Monday, June 6, 2016

The Birds and the Bees

Nahhh, this post isn’t going to go as you might think… 

First, the Birds

The other day when we butchered our last batch of Red Ranger meat birds, we faced a dilemma that we’ve always faced – transporting the birds from the chicken tractor to the temporary “slaughter house” we have set up in the back yard.  In the past, I’ve carried them by hand, walking across the pasture.  I’ve put several of them in buckets and carried them.  I have a friend that got online and downloaded plans for some stackable chicken carrying crates and built them.  Or you can buy the chicken carrying crates, but they are expensive. 

We’re not raising meat birds to sell – just for personal consumption, so I wanted to use something on-hand (so we wouldn’t have to purchase anything), something easy, something cheap and something efficient.  Here’s a simple trick that we used that worked like a charm and met all of the aforementioned requirements.

We have an old wagon that we hook up behind our lawn tractor to haul leaves, sticks, dirt, or whatever we may be hauling.  Could it be used for hauling chickens?  We’re about to find out!  I think the wagon is large enough to carry all 23 birds, but they’ll jump out.  How will we solve this problem?  Well, we have an old pallet laying against the fence that will do the trick, I believe.

Wagon with a makeshift cover
Here is the wagon completely loaded with the pallet pulled over the top:


The slats in the pallet are narrow enough that you have no escapees and big enough that you can peer between the slats and keep an eye on them.

Keeping an eye on the meat birds
Although these birds have lived in a chicken tractor for the last 13 weeks of their lives, they’ll now be transported to the slaughter location by another type of chicken tractor the night before butchering.  This ‘chicken tractor’ is being driven by Benjamin, the driver of the “rooster cruiser.”

A wagon load of meat birds going to slaughter
Then they are off-loaded into a cattle trailer where they will have access to water only as their digestive system is cleared for a cleaner butchering process.
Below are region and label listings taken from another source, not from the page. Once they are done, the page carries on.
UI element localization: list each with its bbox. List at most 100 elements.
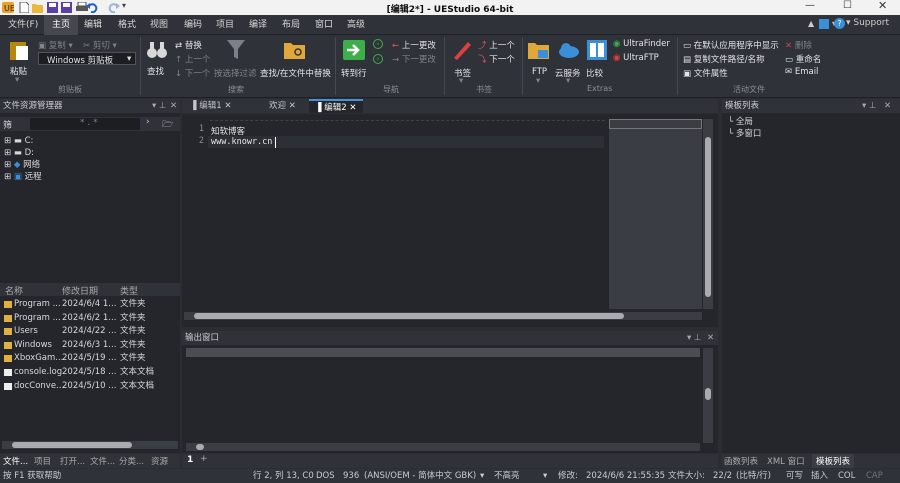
menu-edit[interactable]: 编辑 [84,15,102,35]
add-tab-icon[interactable]: + [200,454,208,464]
nav-back-icon[interactable]: ‹ [373,39,383,49]
close-button[interactable]: ✕ [878,0,887,12]
cloud-button[interactable]: 云服务 ▾ [554,38,584,86]
status-insert[interactable]: 插入 [811,469,828,483]
close-panel-icon[interactable]: ✕ [170,99,177,113]
theme-icon[interactable] [819,19,829,29]
close-panel-icon[interactable]: ✕ [707,331,714,345]
editor-area[interactable]: 1 2 知软博客 www.knowr.cn [182,114,718,327]
tab-edit1[interactable]: ▐ 编辑1 ✕ [186,99,236,113]
browse-folder-icon[interactable]: 🗁 [162,117,173,133]
next-change-button[interactable]: → 下一更改 [392,53,436,65]
doc-tab-1[interactable]: 1 [187,455,193,465]
help-icon[interactable]: ? [834,18,845,29]
compare-button[interactable]: 比较 [585,38,609,79]
tab-file-explorer[interactable]: 文件... [3,455,28,467]
template-item-global[interactable]: └ 全局 [728,116,888,128]
support-menu[interactable]: ▾ Support [846,18,889,28]
ribbon-collapse-icon[interactable]: ▲ [808,19,814,28]
ultraftp-button[interactable]: ◉ UltraFTP [613,53,659,63]
tab-edit2[interactable]: ▐ 编辑2 ✕ [309,99,363,113]
table-row[interactable]: Program ... 2024/6/4 1... 文件夹 [0,298,180,312]
close-panel-icon[interactable]: ✕ [884,99,891,113]
replace-button[interactable]: ⇄ 替换 [175,39,202,51]
find-next-button[interactable]: ↓ 下一个 [175,67,210,79]
table-row[interactable]: XboxGam... 2024/5/19 ... 文件夹 [0,352,180,366]
maximize-button[interactable]: ☐ [843,0,852,11]
tab-category[interactable]: 分类... [119,455,144,467]
status-codepage[interactable]: 936 [343,469,359,483]
close-tab-icon[interactable]: ✕ [224,101,231,111]
scroll-thumb[interactable] [705,388,711,400]
status-line-ending[interactable]: DOS [316,469,335,483]
paste-button[interactable]: 粘贴 ▾ [4,38,34,85]
email-button[interactable]: ✉ Email [785,67,818,77]
template-item-multiwindow[interactable]: └ 多窗口 [728,128,888,140]
filter-button[interactable]: 按选择过滤 [214,38,258,79]
table-row[interactable]: console.log 2024/5/18 ... 文本文档 [0,366,180,380]
menu-layout[interactable]: 布局 [282,15,300,35]
menu-build[interactable]: 编译 [249,15,267,35]
status-highlight[interactable]: 不高亮 [494,469,520,483]
tree-item-d[interactable]: ⊞ ▬ D: [4,147,174,159]
table-row[interactable]: Users 2024/4/22 ... 文件夹 [0,325,180,339]
tab-xml-window[interactable]: XML 窗口 [767,455,805,467]
menu-file[interactable]: 文件(F) [8,15,38,35]
menu-advanced[interactable]: 高级 [347,15,365,35]
open-default-button[interactable]: ▭ 在默认应用程序中显示 [683,39,779,51]
tree-item-remote[interactable]: ⊞ ▣ 远程 [4,171,174,183]
status-position[interactable]: 行 2, 列 13, C0 [253,469,314,483]
editor-hscrollbar[interactable] [184,312,702,320]
tab-open[interactable]: 打开... [60,455,85,467]
output-vscrollbar[interactable] [703,348,713,443]
col-name[interactable]: 名称 [5,284,23,297]
cut-button[interactable]: ✂ 剪切 ▾ [83,39,117,51]
prev-change-button[interactable]: ← 上一更改 [392,39,436,51]
pin-icon[interactable]: ▾ ⊥ [862,99,876,113]
copy-path-button[interactable]: ▤ 复制文件路径/名称 [683,53,765,65]
clipboard-select[interactable]: Windows 剪贴板 ▾ [38,52,136,66]
menu-encoding[interactable]: 编码 [184,15,202,35]
bookmark-prev-button[interactable]: ⤴ 上一个 [478,39,515,51]
bookmark-next-button[interactable]: ⤵ 下一个 [478,53,515,65]
editor-vscrollbar[interactable] [703,119,713,309]
table-row[interactable]: Program ... 2024/6/2 1... 文件夹 [0,312,180,326]
table-row[interactable]: docConve... 2024/5/10 ... 文本文档 [0,380,180,394]
tab-function-list[interactable]: 函数列表 [724,455,758,467]
close-tab-icon[interactable]: ✕ [349,103,356,113]
menu-window[interactable]: 窗口 [315,15,333,35]
menu-format[interactable]: 格式 [118,15,136,35]
find-button[interactable]: 查找 [144,38,170,78]
output-hscrollbar[interactable] [186,443,700,451]
close-tab-icon[interactable]: ✕ [289,101,296,111]
col-type[interactable]: 类型 [120,284,138,297]
tab-project[interactable]: 项目 [34,455,51,467]
highlight-dropdown-icon[interactable]: ▾ [543,469,547,483]
scroll-thumb[interactable] [194,313,624,319]
pin-icon[interactable]: ▾ ⊥ [152,99,166,113]
ultrafinder-button[interactable]: ◉ UltraFinder [613,39,670,49]
col-date[interactable]: 修改日期 [62,284,98,297]
nav-forward-icon[interactable]: › [373,54,383,64]
minimize-button[interactable]: — [805,0,815,11]
copy-button[interactable]: ▣ 复制 ▾ [38,39,73,51]
bookmark-button[interactable]: 书签 ▾ [448,38,476,86]
file-props-button[interactable]: ▣ 文件属性 [683,67,728,79]
menu-project[interactable]: 项目 [216,15,234,35]
tab-template-list[interactable]: 模板列表 [812,454,855,468]
ftp-button[interactable]: FTP ▾ [526,38,552,86]
filter-go-icon[interactable]: › [146,117,150,127]
goto-line-button[interactable]: 转到行 [338,38,370,79]
status-writable[interactable]: 可写 [786,469,803,483]
status-encoding[interactable]: (ANSI/OEM - 简体中文 GBK) [364,469,476,483]
rename-button[interactable]: ▭ 重命名 [785,53,821,65]
delete-button[interactable]: ✕ 删除 [785,39,812,51]
scroll-thumb[interactable] [196,444,204,450]
scroll-thumb[interactable] [12,442,132,448]
tree-item-c[interactable]: ⊞ ▬ C: [4,135,174,147]
scroll-thumb[interactable] [705,137,711,297]
minimap[interactable] [609,119,702,309]
status-col[interactable]: COL [838,469,855,483]
menu-view[interactable]: 视图 [150,15,168,35]
table-row[interactable]: Windows 2024/6/3 1... 文件夹 [0,339,180,353]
In the cattle trailer for the night
Here is a quick peek at the portable slaughter location we have set up.  We’ve shown this arrangement in previous posts, but looking right to left, you can see the killing cones where the chickens are killed/bled, then the scalding station where they are scalded, then the plucking station where the feathers are removed.  Normally we use the Whiz Bang Chicken Plucker, but we didn’t have access to it this time.  Just to the left of that is where we pull the heads off and cut the feet off.  Then they are lined up on a bench for gutting.  Once gutted they are submerged in buckets of water to cool down prior to freezing.

The Slaughter set-up
Now for the Bees

For over three years now, we’ve played host to a colony of honeybees that live in a fiberglass column (our ‘columny’ of bees) by the side entrance to our home.  They’ve never stung anyone and we like having a bee hive so that they pollinate our trees and vegetable garden.  Generally they go about their business and we go about ours and we don’t think too much about them.  Every year though, when it warms up, they make their presence known by bearding outside the entrance to their hive in the column

Bee Beard
What is going on?  Well, bearding can be a sign of a strong, healthy colony.  The honey inside is maturing and to keep the honey inside at an optimal temperature, the bees will exit the hive and fan with their wings, forcing air into the hive, helping to regulate temperature.

It could also mean that they’ve run out of room to expand and similar to a family that has out-grown their ‘starter-home,’ they’ll begin looking for a new place.  What we’ve seen in prior years is that the hive will throw off a swarm.  What will happen is that one of the queens will leave the hive, taking with her worker bees.  The new swarm will beard outside like they are doing in the photo above and below and then they’ll take off, usually balling up in a shrub nearby before departing to look for another home.  The bees remaining will stay, no doubt enjoying the extra space that the departing swarm has given them and then with successive hatches, the colony will launch additional swarms.

Bees bearding - cooling down or about to swarm?
Unfortunately we have no way to access the honey in the column.  One of these days I’d like to ask one of my beekeeper friends to capture the colony and put them in a box in the backyard where we’d get the best of both worlds – the pollinating they perform AND the delicious honey they provide.  We also may get more visitors as the bearding by the back door probably suppresses house guests!